Bu dünyada
herkese yer var.
Bazı yazarlar var; bunlar iktidar partisini ve onun bürokratlarını
çoook yakından tanıyorlar. İlişkileri gayet eskilere dayandığı için aralarında
sıkı bir güven mevcut. Birbirlerine bilgi alışverişi yaptıkları gibi, gazete ve
TV üzerinden kamuoyu oluşturma “operasyonları” da yürütülebiliyor.

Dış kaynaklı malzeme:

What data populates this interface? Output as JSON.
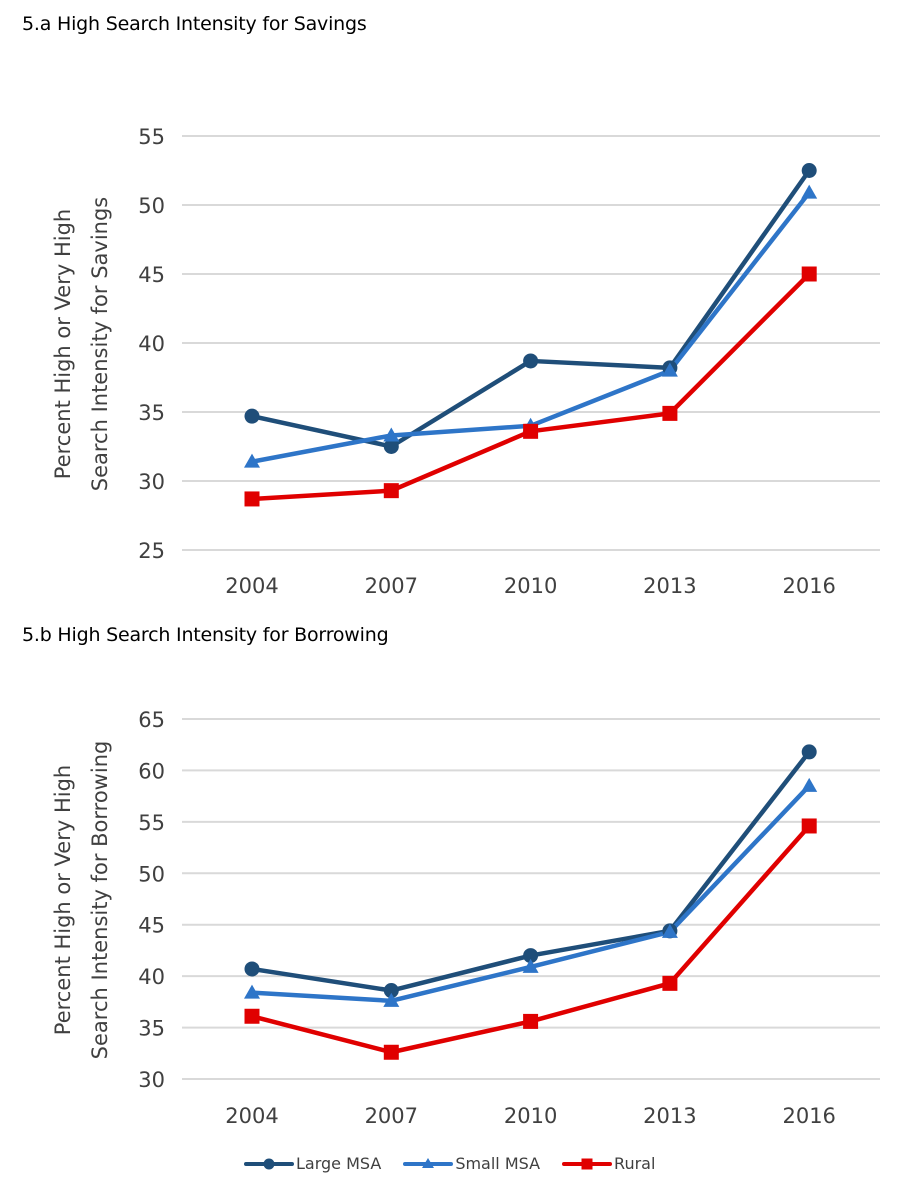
{
  "chart_data": [
    {
      "type": "line",
      "title": "5.a High Search Intensity for Savings",
      "xlabel": "",
      "ylabel": "Percent High or Very High Search Intensity for Savings",
      "ylabel_lines": [
        "Percent High or Very High",
        "Search Intensity for Savings"
      ],
      "categories": [
        "2004",
        "2007",
        "2010",
        "2013",
        "2016"
      ],
      "ylim": [
        25,
        55
      ],
      "yticks": [
        25,
        30,
        35,
        40,
        45,
        50,
        55
      ],
      "grid": true,
      "series": [
        {
          "name": "Large MSA",
          "marker": "circle",
          "color": "#1F4E79",
          "values": [
            34.7,
            32.5,
            38.7,
            38.2,
            52.5
          ]
        },
        {
          "name": "Small MSA",
          "marker": "triangle",
          "color": "#2E75C8",
          "values": [
            31.4,
            33.3,
            34.0,
            38.0,
            50.9
          ]
        },
        {
          "name": "Rural",
          "marker": "square",
          "color": "#E00000",
          "values": [
            28.7,
            29.3,
            33.6,
            34.9,
            45.0
          ]
        }
      ]
    },
    {
      "type": "line",
      "title": "5.b High Search Intensity for Borrowing",
      "xlabel": "",
      "ylabel": "Percent High or Very High Search Intensity for Borrowing",
      "ylabel_lines": [
        "Percent High or Very High",
        "Search Intensity for Borrowing"
      ],
      "categories": [
        "2004",
        "2007",
        "2010",
        "2013",
        "2016"
      ],
      "ylim": [
        30,
        65
      ],
      "yticks": [
        30,
        35,
        40,
        45,
        50,
        55,
        60,
        65
      ],
      "grid": true,
      "series": [
        {
          "name": "Large MSA",
          "marker": "circle",
          "color": "#1F4E79",
          "values": [
            40.7,
            38.6,
            42.0,
            44.4,
            61.8
          ]
        },
        {
          "name": "Small MSA",
          "marker": "triangle",
          "color": "#2E75C8",
          "values": [
            38.4,
            37.6,
            40.9,
            44.3,
            58.5
          ]
        },
        {
          "name": "Rural",
          "marker": "square",
          "color": "#E00000",
          "values": [
            36.1,
            32.6,
            35.6,
            39.3,
            54.6
          ]
        }
      ]
    }
  ],
  "legend": {
    "placement": "bottom-center",
    "items": [
      {
        "label": "Large MSA",
        "marker": "circle",
        "color": "#1F4E79"
      },
      {
        "label": "Small MSA",
        "marker": "triangle",
        "color": "#2E75C8"
      },
      {
        "label": "Rural",
        "marker": "square",
        "color": "#E00000"
      }
    ]
  },
  "gridline_color": "#D9D9D9"
}
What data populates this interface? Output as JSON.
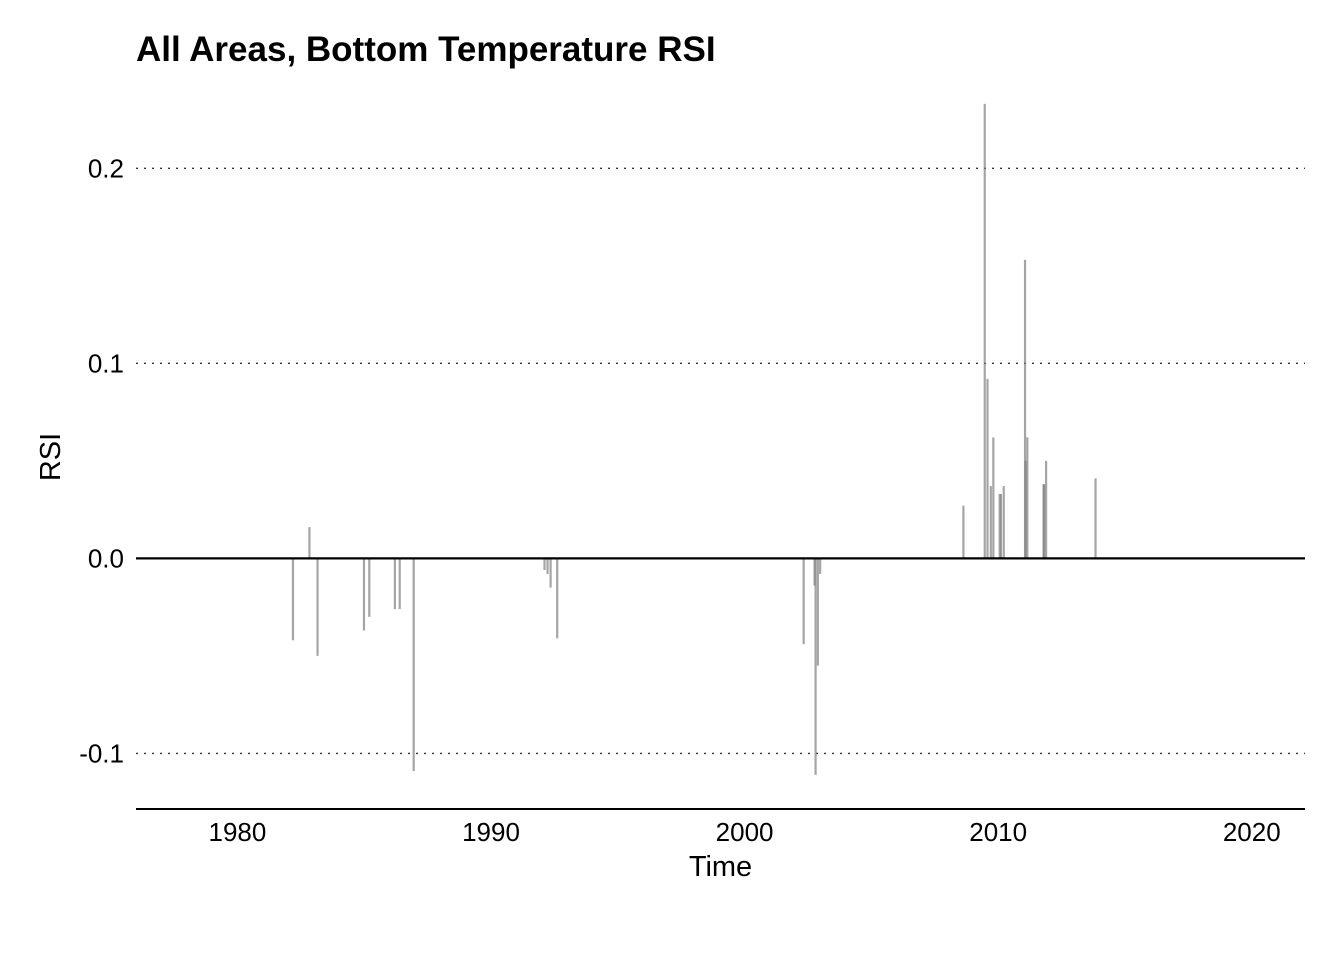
{
  "chart_data": {
    "type": "bar",
    "title": "All Areas, Bottom Temperature RSI",
    "xlabel": "Time",
    "ylabel": "RSI",
    "xlim": [
      1976,
      2022.1
    ],
    "ylim": [
      -0.128,
      0.235
    ],
    "x_ticks": [
      {
        "value": 1980,
        "label": "1980"
      },
      {
        "value": 1990,
        "label": "1990"
      },
      {
        "value": 2000,
        "label": "2000"
      },
      {
        "value": 2010,
        "label": "2010"
      },
      {
        "value": 2020,
        "label": "2020"
      }
    ],
    "y_ticks": [
      {
        "value": 0.2,
        "label": "0.2"
      },
      {
        "value": 0.1,
        "label": "0.1"
      },
      {
        "value": 0.0,
        "label": "0.0"
      },
      {
        "value": -0.1,
        "label": "-0.1"
      }
    ],
    "grid": "horizontal-dotted",
    "bar_color": "#7f7f7f",
    "series": [
      {
        "x": [
          1982.19,
          1982.84,
          1983.16,
          1984.99,
          1985.2,
          1986.21,
          1986.4,
          1986.95,
          1992.11,
          1992.23,
          1992.35,
          1992.61,
          2002.33,
          2002.8,
          2002.89,
          2002.98,
          2008.63,
          2009.47,
          2009.58,
          2009.81,
          2010.11,
          2010.22,
          2011.06,
          2011.15,
          2011.81,
          2011.89,
          2013.84
        ],
        "y": [
          -0.042,
          0.016,
          -0.05,
          -0.037,
          -0.03,
          -0.026,
          -0.026,
          -0.109,
          -0.006,
          -0.008,
          -0.015,
          -0.041,
          -0.044,
          -0.111,
          -0.055,
          -0.008,
          0.027,
          0.233,
          0.092,
          0.062,
          0.033,
          0.037,
          0.153,
          0.062,
          0.038,
          0.05,
          0.041
        ]
      },
      {
        "x": [
          2002.76,
          2009.71,
          2010.06,
          2011.08,
          2011.79
        ],
        "y": [
          -0.014,
          0.037,
          0.033,
          0.05,
          0.038
        ]
      }
    ]
  }
}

Elbette yazarlar bu hizmetlerine ve sıkı
samimiyetlerine dayanarak bürokrasiye ve hükümete tavsiye hatta “talimat” verme haklarını kendilerinde
görebiliyorlar.
Bu yazarlardan biri Ruşen Çakır… Vatan Gazetesinde, hani şu Erdoğan’la kavgalı olduğu
iddia edilen Doğan’ın gazetesi Vatan’da
yazıyor.
NTV’de de haber programları yapan Çakır’ın 16 Eylül
tarihli yazısı bu bilgi, yönlendirme ve “talimat” akışının örnekleriyle
doluydu.
“Ergenekon
Bitti KCK Verelim” başlıklı yazı şu
cümlelerle başlıyor:
“Dalga dalga gelen Ergenekon operasyonları hakkında en çok sorulan
sorulardan biri ‘Bakalım Fırat’ın doğusuna da uzanacak mı?’ olmuştu. Bu
beklentinin yerine geldiği söylenemez, kaldı ki Ergenekon’da operasyonlara ne
zamandır ara verilmiş, hatta bazılarına göre bundan sonra gürültülü Ergenekon
tutuklamalarına tanık da olmayabiliriz. Ergenekon durdu
durmasına ancak Fırat’ın doğusunda operasyonlar dur durak bilmiyor. KCK
operasyonlarını kastediyorum.”
Yazarın bazılarından ne kadar geniş bilgi aldığı
ortada! Fakat gelen bilgiler Çakır’ı memnun etmiyor. Ergenekon’un Fırat’ın
doğusuna uzanması beklentisi gerçekleşmemiş olması ama o bölgedeki başka bir
operasyondan “dur durak bilmiyor” diye bahsetmesi, memnuniyetsizliğini ortaya
koyuyor.
Bu paragraftan bir anlam daha çıkıyor: Bir punto
büyüterek yazdığımız ifadeden, Ergenekon
tutuklamaları sanki hukukun gereği değil de, siyasî iradenin tasarrufuymuş
gibi bir izlenim ediniyorsunuz!
Dönelim asıl konuya… Peki, KCK neymiş, bu
operasyonlar kime karşıymış? Çakır’ın izahıyla işte cevabı:
“KCK, Koma Ciwaken Kürdistan’ın yani Kürdistan Topluluklar Birliği’nin
kısaltması. İddiaya göre bu örgüt, yasadışı Kürt siyasi hareketiyle (PKK) yasal
olan (DTP) arasında köprü vazifesi görüyor.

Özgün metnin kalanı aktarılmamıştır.